A team of researchers led by Sabari Rajan Karmegam at George Mason University decided to test an intervention called "gender gating," designed to restore balance. The mechanism was elegant: women's profiles would be visible only to men who met culturally acceptable criteria for education, income, and age. A man in his 40s, for example, could not view profiles of women more than 10 years younger or a couple of years older. Women could customize their own preferences and override these defaults, but men could not opt out of the restrictions.

The experiment unfolded across two Indian states with similar socioeconomic profiles but different languages and cultural characteristics—a careful design that isolated the intervention's true effects. The results were striking. Women in the treatment group received 6 percent fewer expressions of interest after the intervention took effect, yet the efficacy of their matches improved by 72 percent. More time spent on genuine prospects meant less time wasted on screening. Women also took the initiative more often, sending 113 percent more expressions of interest themselves. Those outcomes translated into genuine agency.
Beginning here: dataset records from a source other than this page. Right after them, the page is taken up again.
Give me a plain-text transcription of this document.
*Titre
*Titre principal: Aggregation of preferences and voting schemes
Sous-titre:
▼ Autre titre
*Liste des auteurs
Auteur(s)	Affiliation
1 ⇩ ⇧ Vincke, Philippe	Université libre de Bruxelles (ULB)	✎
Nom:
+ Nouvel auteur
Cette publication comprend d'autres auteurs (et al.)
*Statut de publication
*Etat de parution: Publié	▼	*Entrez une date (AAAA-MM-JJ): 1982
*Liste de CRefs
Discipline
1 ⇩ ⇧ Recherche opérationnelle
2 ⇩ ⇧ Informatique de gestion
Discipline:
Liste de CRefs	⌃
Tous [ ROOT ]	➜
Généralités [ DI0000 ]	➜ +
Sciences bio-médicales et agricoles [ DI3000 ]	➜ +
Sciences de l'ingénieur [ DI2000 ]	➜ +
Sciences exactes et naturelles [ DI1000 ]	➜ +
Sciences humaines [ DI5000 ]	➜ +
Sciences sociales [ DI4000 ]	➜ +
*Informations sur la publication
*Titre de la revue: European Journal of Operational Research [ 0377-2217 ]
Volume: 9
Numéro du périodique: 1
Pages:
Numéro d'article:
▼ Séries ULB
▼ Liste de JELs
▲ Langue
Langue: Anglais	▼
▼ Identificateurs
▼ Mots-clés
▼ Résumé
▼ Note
The gains were particularly pronounced for women older than 25, who fell within the prime marriageable age range that aligned with many men on the platform. This group saw a 103 percent improvement in matching efficacy post-intervention. These weren't vanity metrics; they reflected deeper patterns of compatibility and intention.

Crucially, the intervention improved women's experience without harming men's. That balance made the approach sustainable and the results compelling enough that the platform decided to roll out gender gating across its entire user pool. Other matchmaking services, including JDate and SKY People, had already adopted similar culturally grounded sorting mechanisms. The success also hints at broader applications: Karmegam noted that similar principles could improve matching on professional networks, ride-sharing platforms, or any service pairing people together based on mutual interest.

It's important to note that a match on these platforms is not a marriage but an open line of communication with a serious prospect—the real work happens offline, in conversations and family meetings beyond the platform's reach. Yet by removing the noise and aligning men's searches with culturally appropriate criteria, the platform created space for genuine connection. Sometimes the path to better outcomes isn't about adding more—it's about filtering more thoughtfully.